Let $(Y_t)_t$ a stochastic process s.t. $$\mathbb E\left[\sup_{s,t\in [0,1], s\neq t}\frac{|Y_t-Y_s|}{|t-s|^\alpha }\right]<\infty,$$ with $\alpha >0$. Why does this implies that $(Y_t)_t$ is continuous a.s. ?
Does it come from the fact that if $\mathbb E[X]<\infty$ then $\mathbb P\{X<\infty\}=1$, and thus $$\mathbb P\left\{\sup_{s,t\in [0,1], s\neq t}\frac{|Y_t-Y_s|}{|t-s|^\alpha }<\infty\right\}=1.$$
Also $$\mathbb P\left\{\sup_{s,t\in [0,1], s\neq t}\frac{|Y_t-Y_s|}{|t-s|^\alpha }<\infty\right\}\leq \mathbb P\left\{\frac{|Y_t-Y_s|}{|t-s|^\alpha}<\infty\right\}=1.$$
1) How can I continue ? Does it implies that there is $C>0$ s.t. $$\mathbb P\{|Y_t-Y_s|<C|t-s|^\alpha \}=1,$$ or that $$\mathbb P\{\exists C>0: |Y_t-Y_s|\leq C|t-s|^\alpha \}=1 \ \ ?$$
2) And will it implies that $$\mathbb P\{\lim_{t\to s}|Y_t-Y_s|\}=1 \ \ ?$$ If yes, why ? I don't understand why I can put the limit inside.
Assume that $Y = (Y_t)_{t\in[0, 1]}$ is realized over a complete probability space $(\Omega, \mathcal{F}, \mathbb{P})$ such that the function $C : \Omega \to [0, \infty]$ defined by
$$ C(\omega) = \sup_{\substack{s, t \in [0, 1] \\ s \neq t}} \frac{|Y_s(\omega) - Y_t(\omega)|}{|s-t|^{\alpha}} $$
is measurable, then
If $\omega \in \Omega$ is such that $C(\omega) < \infty$, then $|Y_t(\omega) - Y_s(\omega)| \leq C(\omega)|t - s|^{\alpha}$ for all $s, t \in [0, 1]$ and hence $t \mapsto Y_t(\omega)$ is $\alpha$-Holder continuous. In particular, $$ E := \{ \omega : t \mapsto Y_t(\omega) \text{ is continuous} \}$$ satisfies $$ E^{c} \subseteq \{ \omega : C(\omega) = \infty \} $$
If in addition that $\mathbb{E}[C] < \infty$, then $\{ C = \infty\}$ is measurable and $\mathbb{P}[C = \infty] = 0$. Since the probability space is complete, this implies that $E^c$ is also a measurable null-set. Therefore $E$ is also measurable and $\mathbb{P}[E] = 1$, i.e. the sample path is $\mathbb{P}$-a.s. continuous.
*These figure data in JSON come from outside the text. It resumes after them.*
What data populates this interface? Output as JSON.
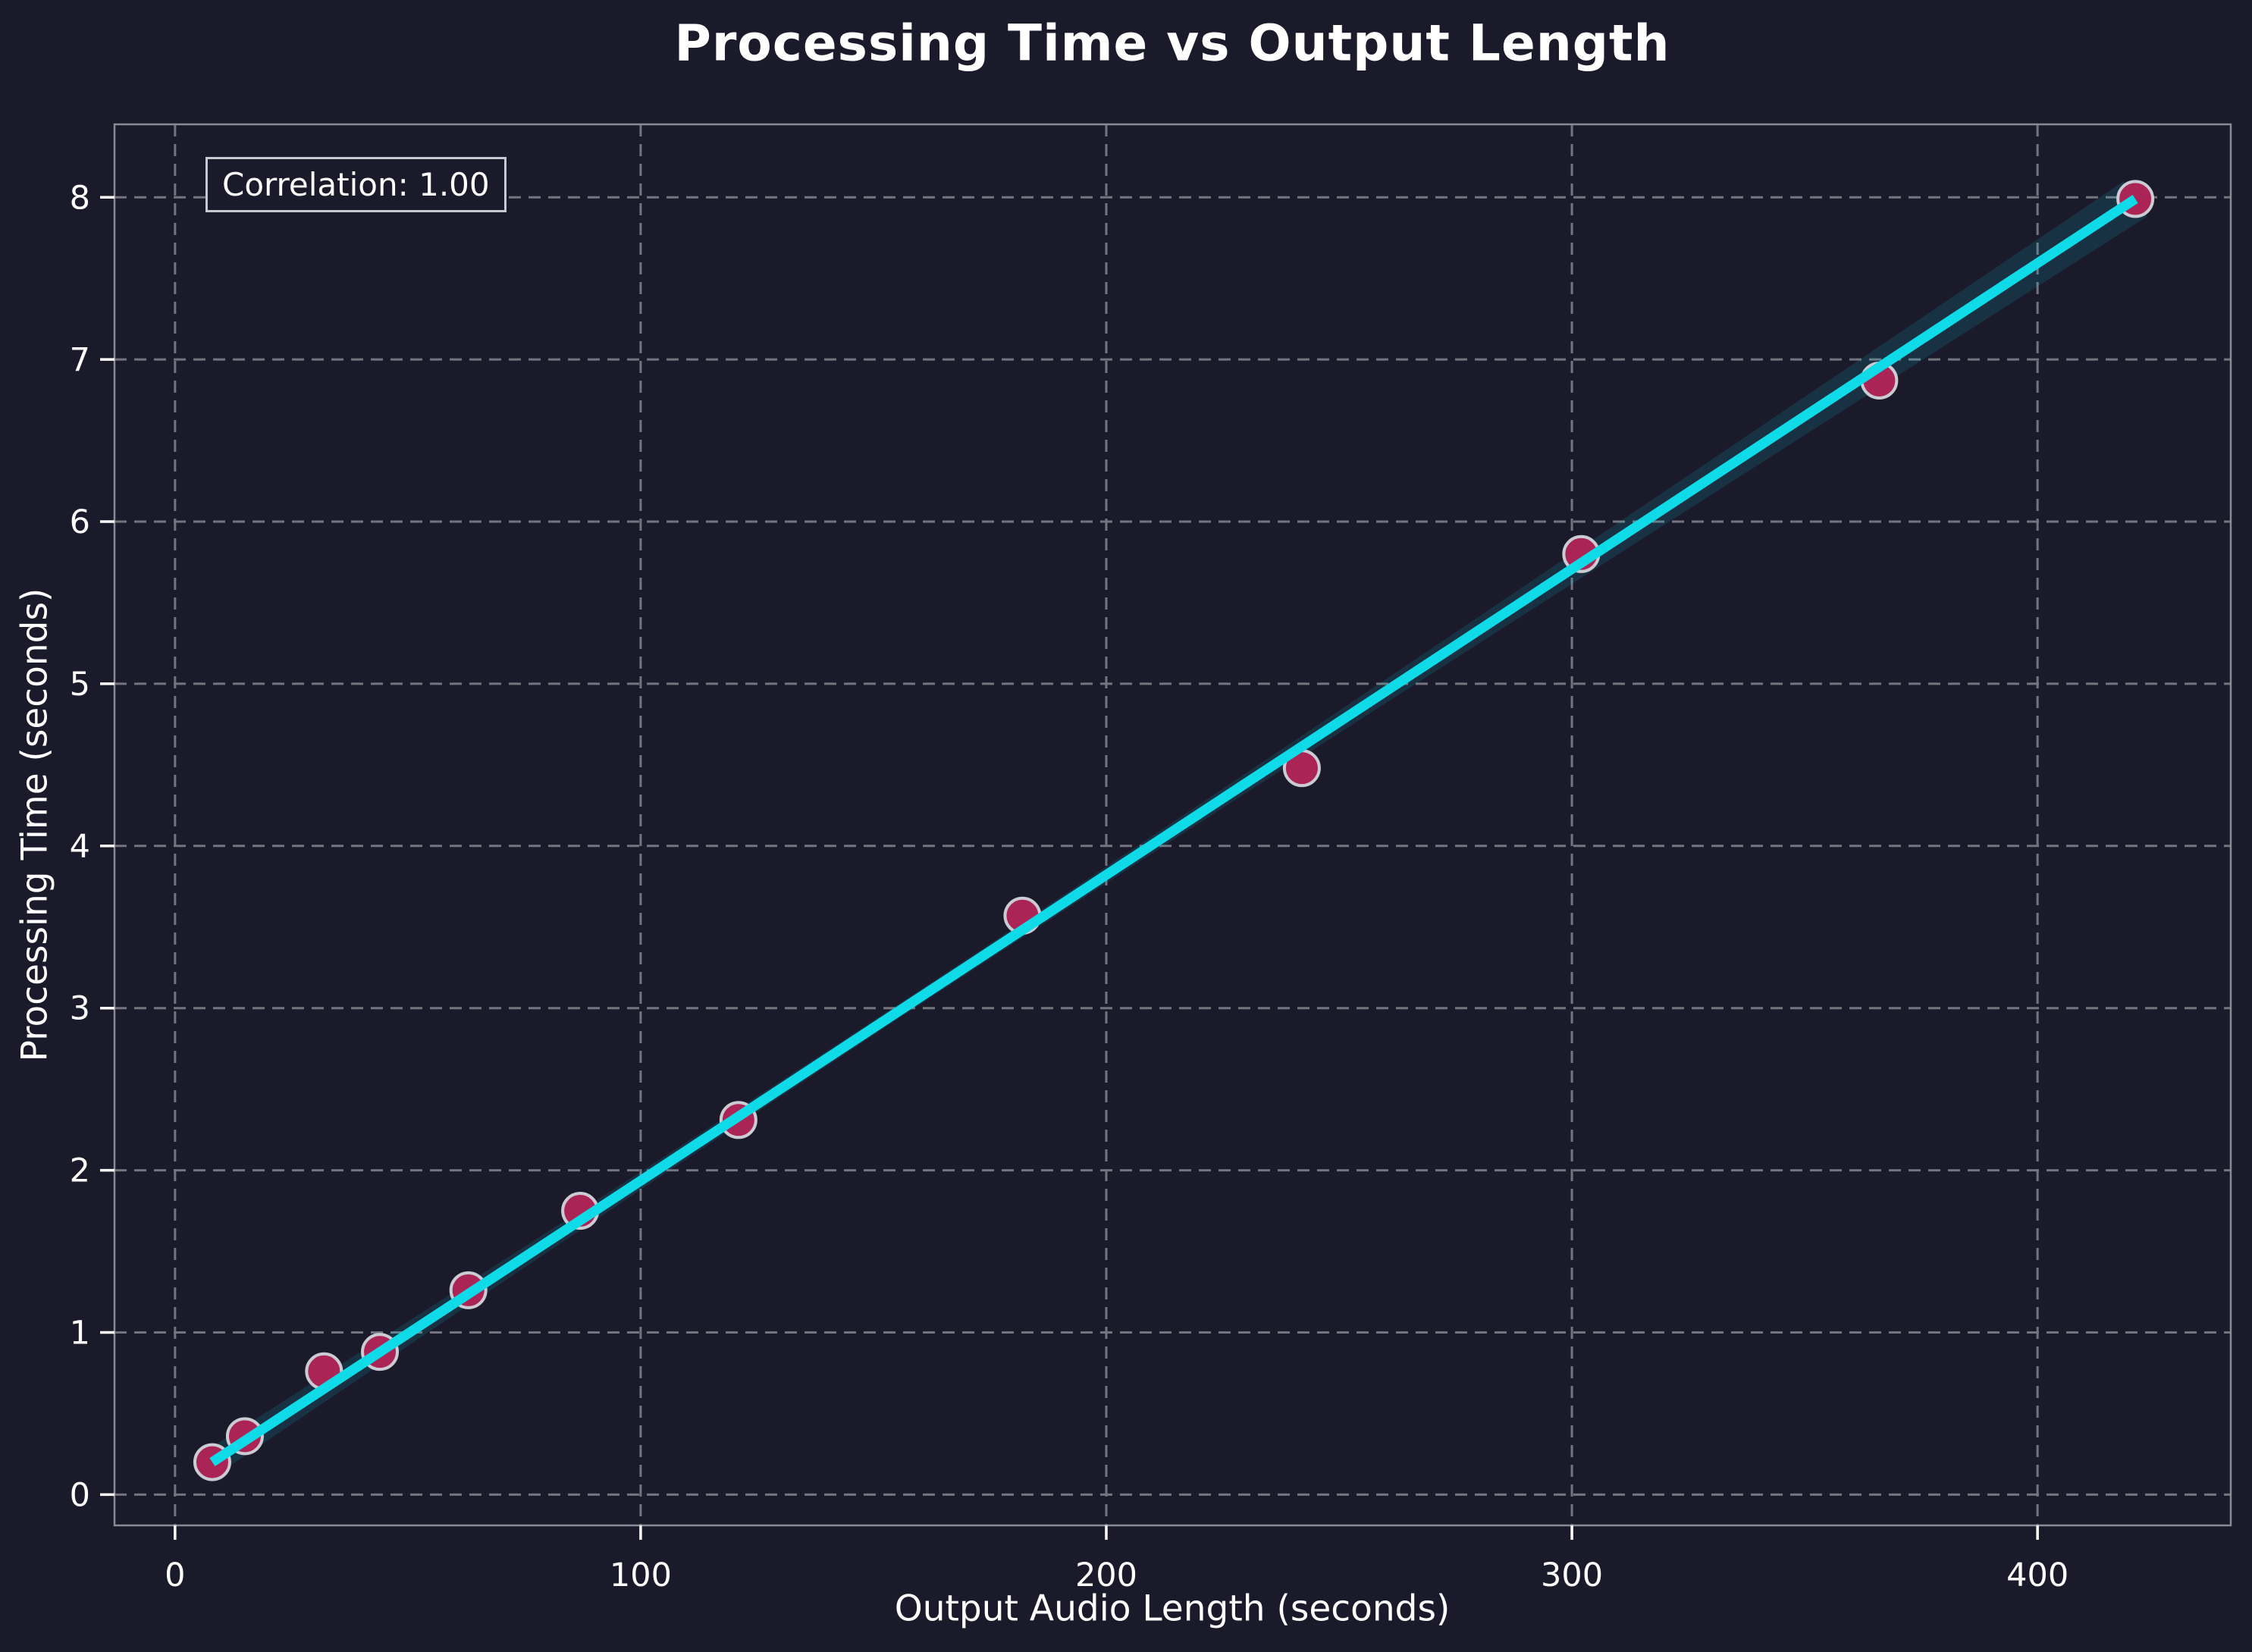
{
  "chart_data": {
    "type": "scatter",
    "title": "Processing Time vs Output Length",
    "xlabel": "Output Audio Length (seconds)",
    "ylabel": "Processing Time (seconds)",
    "annotation": "Correlation: 1.00",
    "xticks": [
      0,
      100,
      200,
      300,
      400
    ],
    "yticks": [
      0,
      1,
      2,
      3,
      4,
      5,
      6,
      7,
      8
    ],
    "xlim": [
      -13,
      441.5
    ],
    "ylim": [
      -0.19,
      8.45
    ],
    "grid": true,
    "legend_position": "none",
    "points": [
      [
        8,
        0.2
      ],
      [
        15,
        0.36
      ],
      [
        32,
        0.76
      ],
      [
        44,
        0.88
      ],
      [
        63,
        1.26
      ],
      [
        87,
        1.75
      ],
      [
        121,
        2.31
      ],
      [
        182,
        3.57
      ],
      [
        242,
        4.48
      ],
      [
        302,
        5.8
      ],
      [
        366,
        6.87
      ],
      [
        421,
        7.99
      ]
    ],
    "regression": {
      "x0": 8,
      "y0": 0.2,
      "x1": 421,
      "y1": 7.99
    },
    "colors": {
      "background": "#1a1a2b",
      "grid": "#74747f",
      "spine": "#8a8a94",
      "text": "#ffffff",
      "point_fill": "#ab2456",
      "point_edge": "#cbcbd3",
      "regression_line": "#0fdbe8",
      "confidence_band": "rgba(15,219,232,0.13)",
      "annotation_border": "#c8c8d0"
    }
  }
}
It is worth to notice that $C$ and $E$ need not be measurable for any choice of the base probability space. For instance, under the naive choice $(\Omega, \mathcal{F}) = (\mathbb{R}^{[0,1]}, \mathcal{B}(\mathbb{R}^{[0,1]}))$, one can prove that
$$ C([0, 1], \mathbb{R}) = \{ \omega \in \mathbb{R}^{[0,1]} : \omega \text{ is continuous} \} \notin \mathcal{B}(\mathbb{R}^{[0,1]}). $$
(This is because, for any $A \in \mathcal{B}(\mathbb{R}^{[0,1]})$, there exists $I \subset [0, 1]$ such that $I$ is at most countable and $A$ is determined only by the information at times $t \in I$, i.e., $A \in \sigma( \pi_t : t \in I)$, where $\pi_t : \mathbb{R}^{[0,1]} \to \mathbb{R}$ is the projection $\pi_t(\omega) = \omega_t$.) This tells that, in order to discuss regularity of sample paths, one needs to choose a suitable base probability space to begin with.
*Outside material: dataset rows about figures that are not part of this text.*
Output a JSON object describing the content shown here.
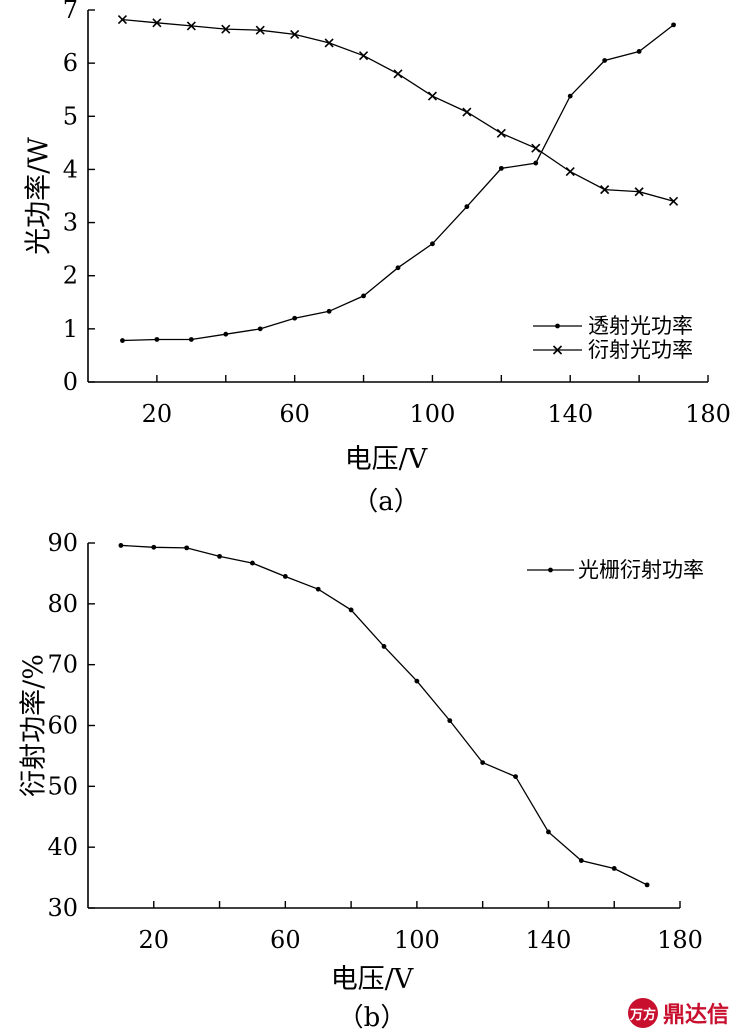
{
  "chart_data": [
    {
      "type": "line",
      "caption": "（a）",
      "xlabel": "电压/V",
      "ylabel": "光功率/W",
      "xlim": [
        0,
        180
      ],
      "ylim": [
        0,
        7
      ],
      "xticks": [
        20,
        60,
        100,
        140,
        180
      ],
      "yticks": [
        0,
        1,
        2,
        3,
        4,
        5,
        6,
        7
      ],
      "grid": false,
      "legend_position": "bottom-right",
      "x": [
        10,
        20,
        30,
        40,
        50,
        60,
        70,
        80,
        90,
        100,
        110,
        120,
        130,
        140,
        150,
        160,
        170
      ],
      "series": [
        {
          "name": "透射光功率",
          "marker": "dot",
          "values": [
            0.78,
            0.8,
            0.8,
            0.9,
            1.0,
            1.2,
            1.33,
            1.62,
            2.15,
            2.6,
            3.3,
            4.02,
            4.12,
            5.38,
            6.05,
            6.22,
            6.72
          ]
        },
        {
          "name": "衍射光功率",
          "marker": "cross",
          "values": [
            6.82,
            6.76,
            6.7,
            6.64,
            6.62,
            6.54,
            6.38,
            6.14,
            5.8,
            5.38,
            5.08,
            4.68,
            4.4,
            3.96,
            3.62,
            3.58,
            3.4
          ]
        }
      ]
    },
    {
      "type": "line",
      "caption": "（b）",
      "xlabel": "电压/V",
      "ylabel": "衍射功率/%",
      "xlim": [
        0,
        180
      ],
      "ylim": [
        30,
        90
      ],
      "xticks": [
        20,
        60,
        100,
        140,
        180
      ],
      "yticks": [
        30,
        40,
        50,
        60,
        70,
        80,
        90
      ],
      "grid": false,
      "legend_position": "top-right",
      "x": [
        10,
        20,
        30,
        40,
        50,
        60,
        70,
        80,
        90,
        100,
        110,
        120,
        130,
        140,
        150,
        160,
        170
      ],
      "series": [
        {
          "name": "光栅衍射功率",
          "marker": "dot",
          "values": [
            89.6,
            89.3,
            89.2,
            87.8,
            86.7,
            84.5,
            82.4,
            79.0,
            73.0,
            67.3,
            60.8,
            53.9,
            51.6,
            42.5,
            37.8,
            36.5,
            33.8
          ]
        }
      ]
    }
  ],
  "watermark": {
    "logo_text": "万方",
    "text": "鼎达信"
  }
}
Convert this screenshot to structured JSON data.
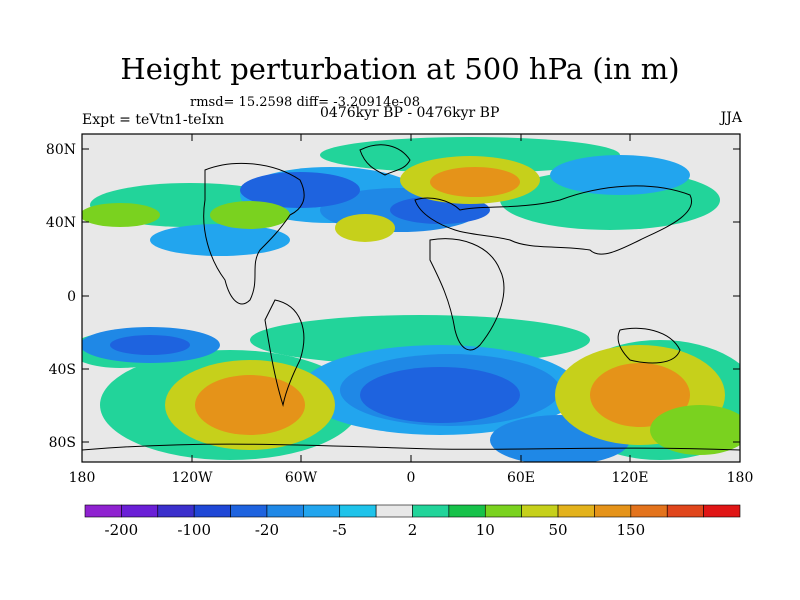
{
  "title": "Height perturbation at 500 hPa (in m)",
  "stats": "rmsd= 15.2598 diff= -3.20914e-08",
  "experiment": "Expt = teVtn1-teIxn",
  "period": "0476kyr BP - 0476kyr BP",
  "season": "JJA",
  "lat_ticks": [
    "80N",
    "40N",
    "0",
    "40S",
    "80S"
  ],
  "lon_ticks": [
    "180",
    "120W",
    "60W",
    "0",
    "60E",
    "120E",
    "180"
  ],
  "colorbar": {
    "labels": [
      "-200",
      "-100",
      "-20",
      "-5",
      "2",
      "10",
      "50",
      "150"
    ],
    "colors": [
      "#8f22d0",
      "#6a1fd6",
      "#3b2fcc",
      "#1f47d6",
      "#1e63df",
      "#1f88e6",
      "#22a5ee",
      "#1fc3ea",
      "#e8e8e8",
      "#22d49a",
      "#17c24a",
      "#7ad21f",
      "#c6d01b",
      "#e3b21c",
      "#e59319",
      "#e3731c",
      "#e0461c",
      "#e01616"
    ]
  },
  "fields": [
    {
      "name": "arctic-negative",
      "color": "#1e63df"
    },
    {
      "name": "high-lat-positive",
      "color": "#e3b21c"
    },
    {
      "name": "southern-ocean-negative",
      "color": "#1e63df"
    },
    {
      "name": "south-pacific-positive",
      "color": "#e3731c"
    }
  ]
}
If one is given a stochastic process $S$, the usual workaround is to show that $X$ satisfies some weaker notion of stochastic continuity, and then show that this notion allows to construct a modification which has continuous sample paths. For instance, If $W = (W_t)_{t\geq 0}$ is the Brownian motion, then it satisfies $\mathbb{E}[|W_s - W_t|^2] = |s - t|$, hence by Kolmogorov-Chenstov theorem, $W$ has a modification whose sample paths are continuous. Then one may realize this modification on a nice probability space where sample-path continuity can be discussed as measurable event.